Father and son playing together on the same NBA team at the same time has never happened before. In journalism, if not common it’s far from unheard of, especially in families that own the franchise.
My son as a teen worked on my copy desk, and he was good. But it wasn’t the same as making the team. He was a high schooler helping out.
Then off to college to study other things, earning degrees in history, anthropology. I wanted him to land a spot on my old wildland fire crew, the LP Hotshots, based in Santa Barbara. My foreman during my time was the supe then. My son could have the same young adult growth opportunity I did. The kid ran cross country for his college, as good and painful a precursor for endless hours cutting fireline as I know.
But he broke his wrist at the end of his senior year punching a football player in front of the Irish pub in downtown Durango, Colorado. No, not a brawl. “Punch me,” the football player said as they discussed the relative upper body strength of a wire-whip distance runner and the merits of runners lifting. He did and shook hands afterward as the football player nodded, impressed. The kid didn’t let on, but he had just broken his wrist. Why was I so proud of him?
Then he got married. Then he landed a sales job at the Carson City, Nevada, paper in my company. Then he blew the doors off there, and again at his next stop at our paper serving the Breckenridge area. Then he led papers in Grand Junction and Truckee.
The company had a rule against dads hiring their sons, much as his mother objected. I’m the type who’d fire his own mother if she weren’t up to the job. There was a time or two the kid would have been an upgrade over what we had, though, such was his talent.
This was the opposite of Bronny on LeBron’s coat strings — more like Ken Griffey Jr. and his dad in baseball. The son was the star, the father the journeyman.
Colleagues would eye me quizzically. How could this be your son? All his mom, I’d reply.
Bronny has the work ethic, the smarts, the composure, even a hint of his dad’s athleticism.
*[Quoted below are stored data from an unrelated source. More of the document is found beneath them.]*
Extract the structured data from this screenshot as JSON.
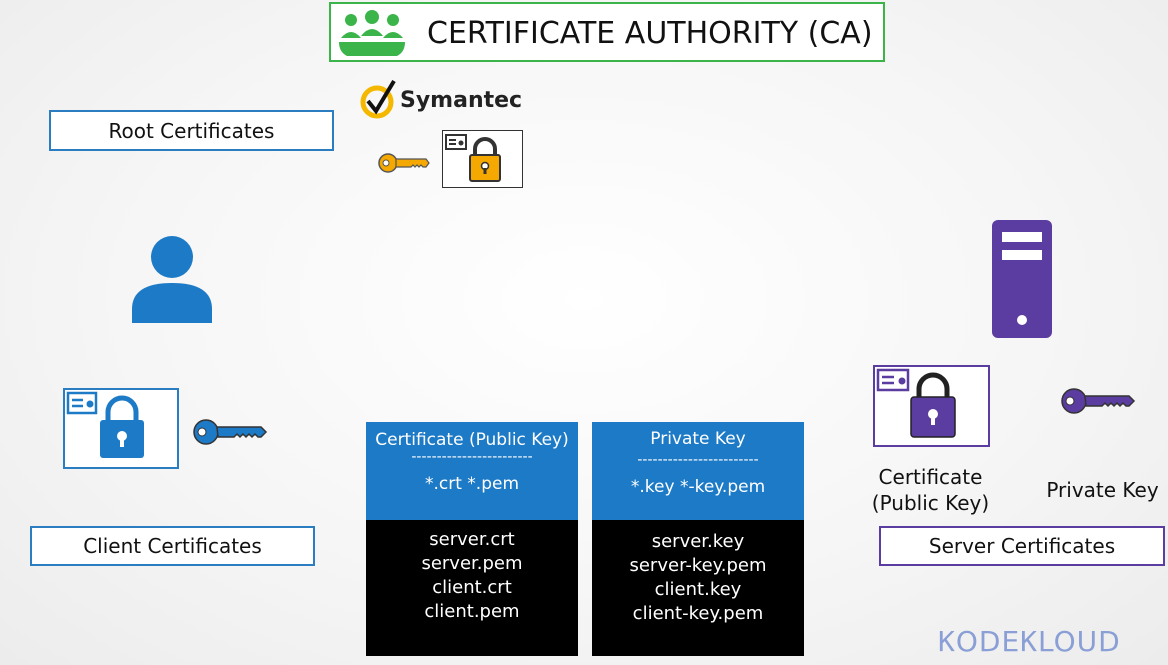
{
  "title": "CERTIFICATE AUTHORITY (CA)",
  "ca_brand": "Symantec",
  "labels": {
    "root": "Root Certificates",
    "client": "Client Certificates",
    "server": "Server Certificates",
    "server_cert_line1": "Certificate",
    "server_cert_line2": "(Public Key)",
    "server_private_key": "Private Key"
  },
  "columns": [
    {
      "header": "Certificate (Public Key)",
      "divider": "------------------------",
      "extensions": "*.crt  *.pem",
      "files": [
        "server.crt",
        "server.pem",
        "client.crt",
        "client.pem"
      ]
    },
    {
      "header": "Private Key",
      "divider": "------------------------",
      "extensions": "*.key  *-key.pem",
      "files": [
        "server.key",
        "server-key.pem",
        "client.key",
        "client-key.pem"
      ]
    }
  ],
  "logo": {
    "part1": "K",
    "part2": "ODE",
    "part3": "K",
    "part4": "LOUD"
  },
  "colors": {
    "title_border": "#3bb44a",
    "ca_gold": "#f5a800",
    "client_blue": "#1d7ac6",
    "server_purple": "#5b3ca0",
    "logo": "#8a9fd6"
  },
  "icons": [
    "group-icon",
    "symantec-check-icon",
    "gold-key-icon",
    "gold-certificate-icon",
    "user-icon",
    "client-certificate-icon",
    "blue-key-icon",
    "server-icon",
    "server-certificate-icon",
    "purple-key-icon"
  ]
}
Besides the freakish talent, he lacks size — 6-2 to LeBron’s 6-8 frame. But I’m glad the Lakers took a chance on him at pick No. 55.
I think he’ll be a solid player, if never a star. A glue guy who can score when open or otherwise make the right pass every time, play solid defense, do all the fundamentals well. Like a Lyle Anderson or Derrick White, guys who always seem to make the smartest play.
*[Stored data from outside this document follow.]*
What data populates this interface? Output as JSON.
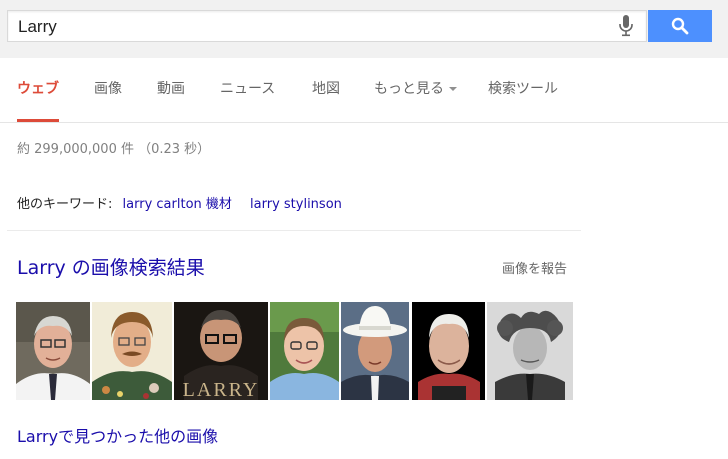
{
  "search": {
    "query": "Larry"
  },
  "tabs": [
    {
      "label": "ウェブ",
      "active": true
    },
    {
      "label": "画像"
    },
    {
      "label": "動画"
    },
    {
      "label": "ニュース"
    },
    {
      "label": "地図"
    },
    {
      "label": "もっと見る"
    },
    {
      "label": "検索ツール"
    }
  ],
  "stats": "約 299,000,000 件 （0.23 秒）",
  "related": {
    "label": "他のキーワード:",
    "links": [
      "larry carlton 機材",
      "larry stylinson"
    ]
  },
  "images": {
    "title": "Larry の画像検索結果",
    "report": "画像を報告",
    "thumbnail_overlay_text": "LARRY",
    "more_link": "Larryで見つかった他の画像"
  },
  "colors": {
    "accent_red": "#dd4b39",
    "link_blue": "#1a0dab",
    "search_button_blue": "#4d90fe"
  }
}
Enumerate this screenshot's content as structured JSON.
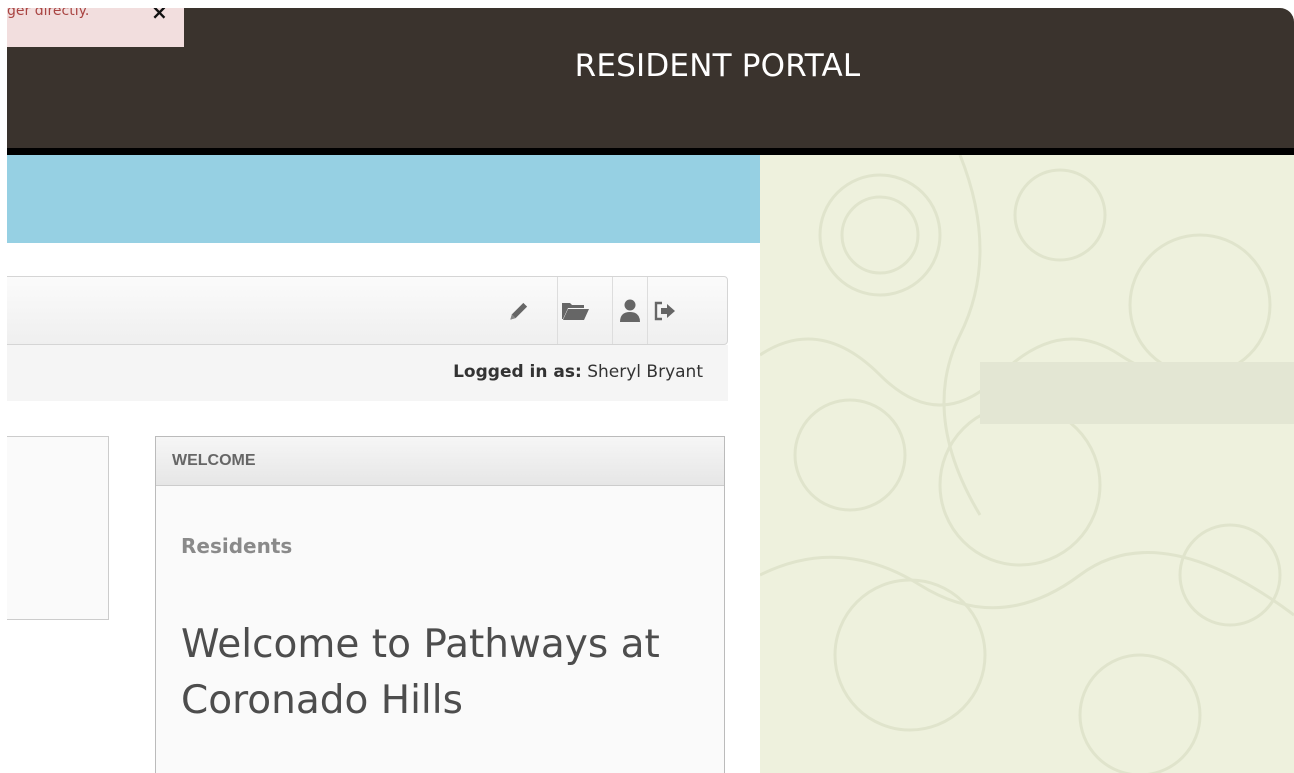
{
  "alert": {
    "text": "ger directly.",
    "close": "×"
  },
  "header": {
    "title": "RESIDENT PORTAL"
  },
  "toolbar": {
    "buttons": [
      {
        "icon": "pencil-icon"
      },
      {
        "icon": "folder-open-icon"
      },
      {
        "icon": "user-icon"
      },
      {
        "icon": "sign-out-icon"
      }
    ]
  },
  "status": {
    "logged_in_label": "Logged in as:",
    "user_name": "Sheryl Bryant"
  },
  "welcome_panel": {
    "heading": "WELCOME",
    "subheading": "Residents",
    "title": "Welcome to Pathways at Coronado Hills"
  },
  "colors": {
    "header_bg": "#3a332d",
    "blue_band": "#96d0e3",
    "pattern_bg": "#eef1dd",
    "alert_bg": "#f2dede"
  }
}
As fans, we identify our sports and our teams with our private lives, no question. I played in high school, the only one on my team under 6 feet. I was skinny, quick, mean and loved the game a lot more than the game loved me back. A 6-2 uncle played Division 1 ball back in the day. I told him I hated him. He laughed.
I played noon ball and rec league, sometimes with college players and former college players, until just a couple of years ago, when my three-times surgically repaired knees finally pooped out for good. I went from young and quickest on the court to let’s say … persistent. From one-on-five glory during open gym to making the right pass at the right time, box out, set screens.
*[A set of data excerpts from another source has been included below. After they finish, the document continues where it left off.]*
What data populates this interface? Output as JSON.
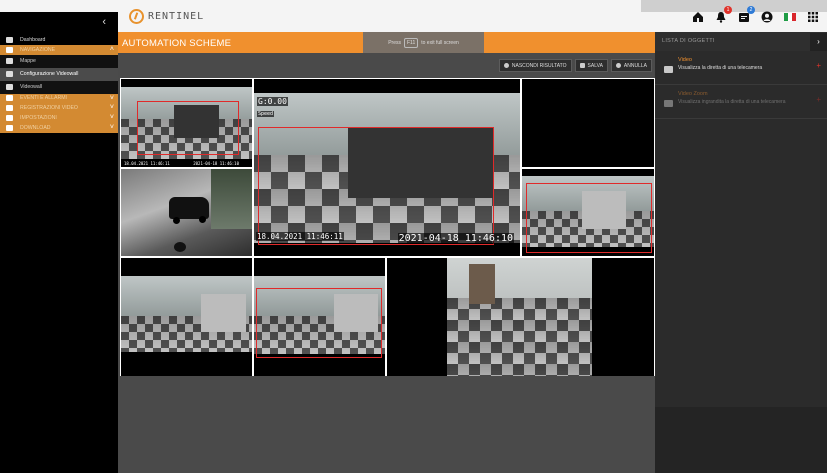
{
  "brand": {
    "name": "RENTINEL"
  },
  "topbar": {
    "badges": {
      "notifications": "1",
      "messages": "2"
    },
    "flag_colors": [
      "#1f9c45",
      "#ffffff",
      "#d9262c"
    ]
  },
  "sidebar": {
    "toggle_icon": "chevron-left-icon",
    "items": [
      {
        "label": "Dashboard",
        "icon": "home-icon"
      },
      {
        "label": "NAVIGAZIONE",
        "icon": "navigation-icon"
      },
      {
        "label": "Mappe",
        "icon": "map-icon"
      },
      {
        "label": "Configurazione Videowall",
        "icon": "videowall-config-icon"
      },
      {
        "label": "Videowall",
        "icon": "videowall-icon"
      },
      {
        "label": "EVENTI E ALLARMI",
        "icon": "alarm-icon"
      },
      {
        "label": "REGISTRAZIONI VIDEO",
        "icon": "video-icon"
      },
      {
        "label": "IMPOSTAZIONI",
        "icon": "settings-icon"
      },
      {
        "label": "DOWNLOAD",
        "icon": "download-icon"
      }
    ]
  },
  "main": {
    "title": "AUTOMATION SCHEME",
    "fullscreen_tip": {
      "before": "Press",
      "key": "F11",
      "after": "to exit full screen"
    },
    "buttons": {
      "hide_result": "NASCONDI RISULTATO",
      "save": "SALVA",
      "cancel": "ANNULLA"
    },
    "tiles": {
      "t1_timestamp": "18.04.2021 11:46:11",
      "t1_timestamp2": "2021-04-18 11:46:10",
      "big_counter": "G:0.00",
      "big_label": "Speed",
      "big_timestamp": "18.04.2021 11:46:11",
      "big_timestamp2": "2021-04-18 11:46:10"
    }
  },
  "right_panel": {
    "title": "LISTA DI OGGETTI",
    "items": [
      {
        "name": "Video",
        "description": "Visualizza la diretta di una telecamera",
        "icon": "camera-icon"
      },
      {
        "name": "Video Zoom",
        "description": "Visualizza ingrandita la diretta di una telecamera",
        "icon": "camera-zoom-icon"
      }
    ]
  },
  "colors": {
    "accent": "#f0902e",
    "sidebar_orange": "#d38a32",
    "roi_red": "#e02a2a",
    "badge_red": "#e0322a",
    "badge_blue": "#2f7bd6"
  }
}
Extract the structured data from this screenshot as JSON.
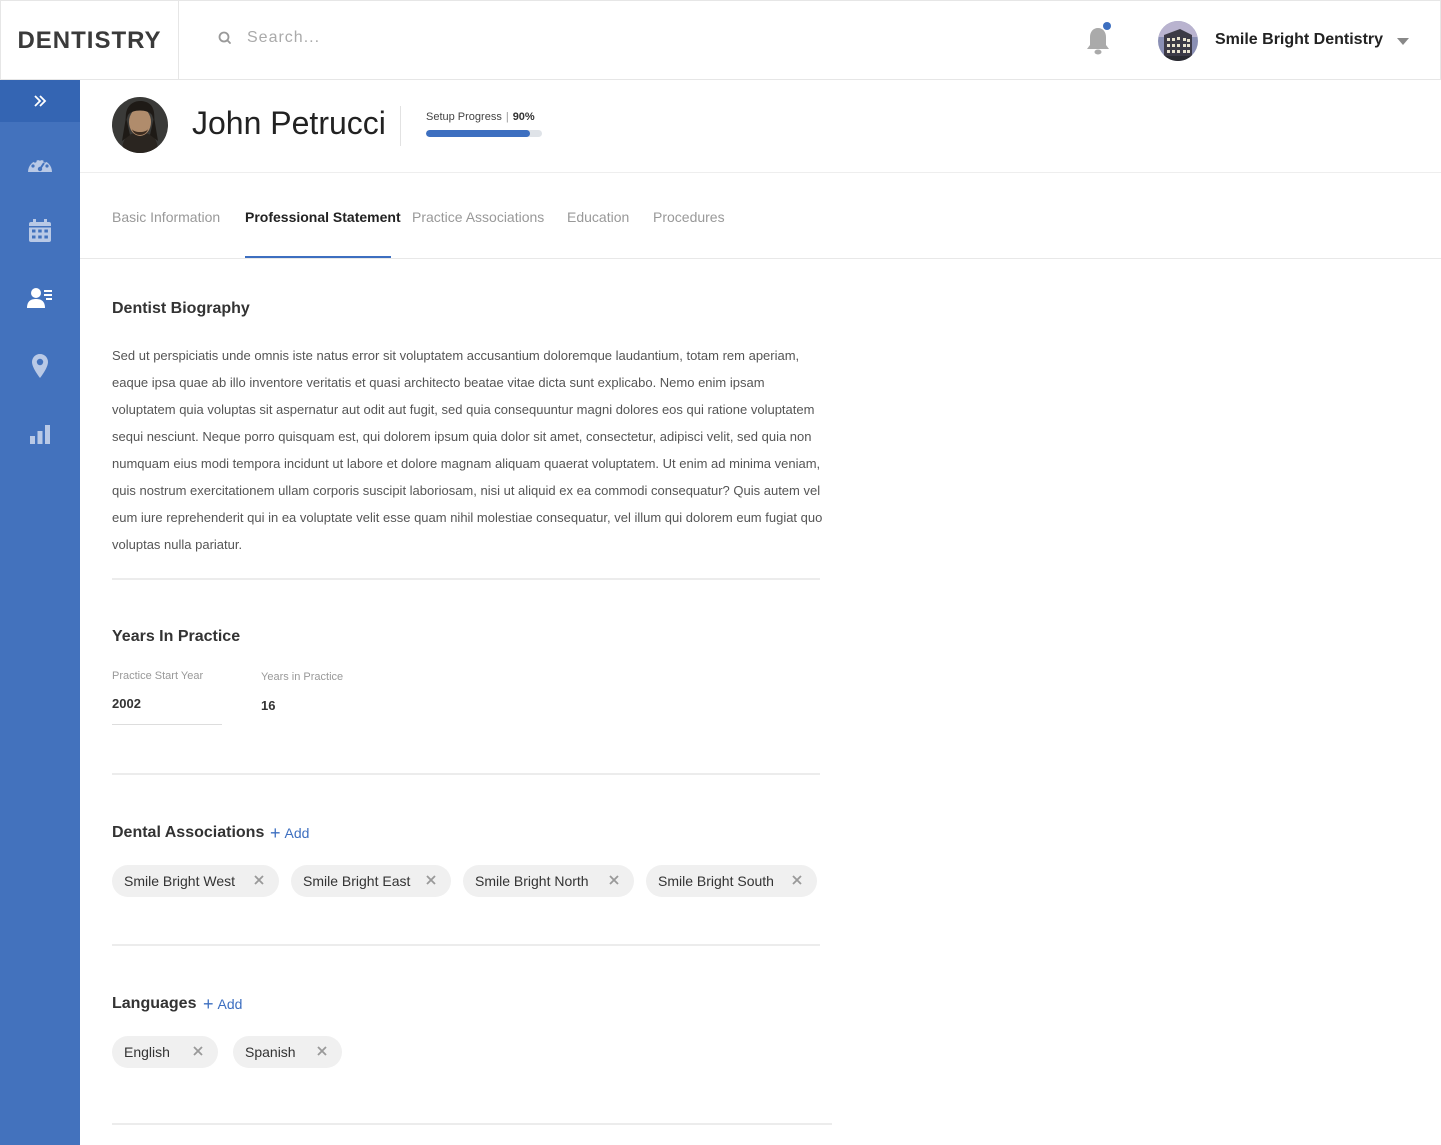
{
  "app": {
    "logo": "DENTISTRY"
  },
  "search": {
    "placeholder": "Search..."
  },
  "header": {
    "org_name": "Smile Bright Dentistry"
  },
  "sidebar": {
    "items": [
      {
        "icon": "dashboard-gauge-icon"
      },
      {
        "icon": "calendar-icon"
      },
      {
        "icon": "user-list-icon"
      },
      {
        "icon": "location-pin-icon"
      },
      {
        "icon": "bar-chart-icon"
      }
    ]
  },
  "profile": {
    "name": "John Petrucci",
    "progress_label": "Setup Progress",
    "progress_value_text": "90%",
    "progress_fraction": 0.9
  },
  "tabs": [
    {
      "label": "Basic Information"
    },
    {
      "label": "Professional Statement"
    },
    {
      "label": "Practice Associations"
    },
    {
      "label": "Education"
    },
    {
      "label": "Procedures"
    }
  ],
  "biography": {
    "title": "Dentist Biography",
    "text": "Sed ut perspiciatis unde omnis iste natus error sit voluptatem accusantium doloremque laudantium, totam rem aperiam, eaque ipsa quae ab illo inventore veritatis et quasi architecto beatae vitae dicta sunt explicabo. Nemo enim ipsam voluptatem quia voluptas sit aspernatur aut odit aut fugit, sed quia consequuntur magni dolores eos qui ratione voluptatem sequi nesciunt. Neque porro quisquam est, qui dolorem ipsum quia dolor sit amet, consectetur, adipisci velit, sed quia non numquam eius modi tempora incidunt ut labore et dolore magnam aliquam quaerat voluptatem. Ut enim ad minima veniam, quis nostrum exercitationem ullam corporis suscipit laboriosam, nisi ut aliquid ex ea commodi consequatur? Quis autem vel eum iure reprehenderit qui in ea voluptate velit esse quam nihil molestiae consequatur, vel illum qui dolorem eum fugiat quo voluptas nulla pariatur."
  },
  "years": {
    "title": "Years In Practice",
    "start_label": "Practice Start Year",
    "start_value": "2002",
    "years_label": "Years in Practice",
    "years_value": "16"
  },
  "associations": {
    "title": "Dental Associations",
    "add_label": "Add",
    "chips": [
      "Smile Bright West",
      "Smile Bright East",
      "Smile Bright North",
      "Smile Bright South"
    ]
  },
  "languages": {
    "title": "Languages",
    "add_label": "Add",
    "chips": [
      "English",
      "Spanish"
    ]
  },
  "colors": {
    "accent": "#3d6fc0",
    "sidebar": "#4372bd",
    "sidebar_toggle": "#3465b3"
  }
}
Just like Bronny will have to do right from the beginning if he hopes to stick with the Lakers or have a career in the NBA.
As such, I can identify and cheer for him like I never could for his superstar dad, greatest the league has ever seen. Michael Jordan doesn’t come close, not really. No three, a little thin. He also had better teammates and coaches than LeBron has had. The stats and LeBron’s sheer number of years dominating the game back me up here.
Long live the King, but I’m way more intrigued with the son. My own is not LeBron by comparison, but he’s farther up the chain in his current newspaper company than I ever reached.
Still, I can kick his butt in basketball, just like that other father and son.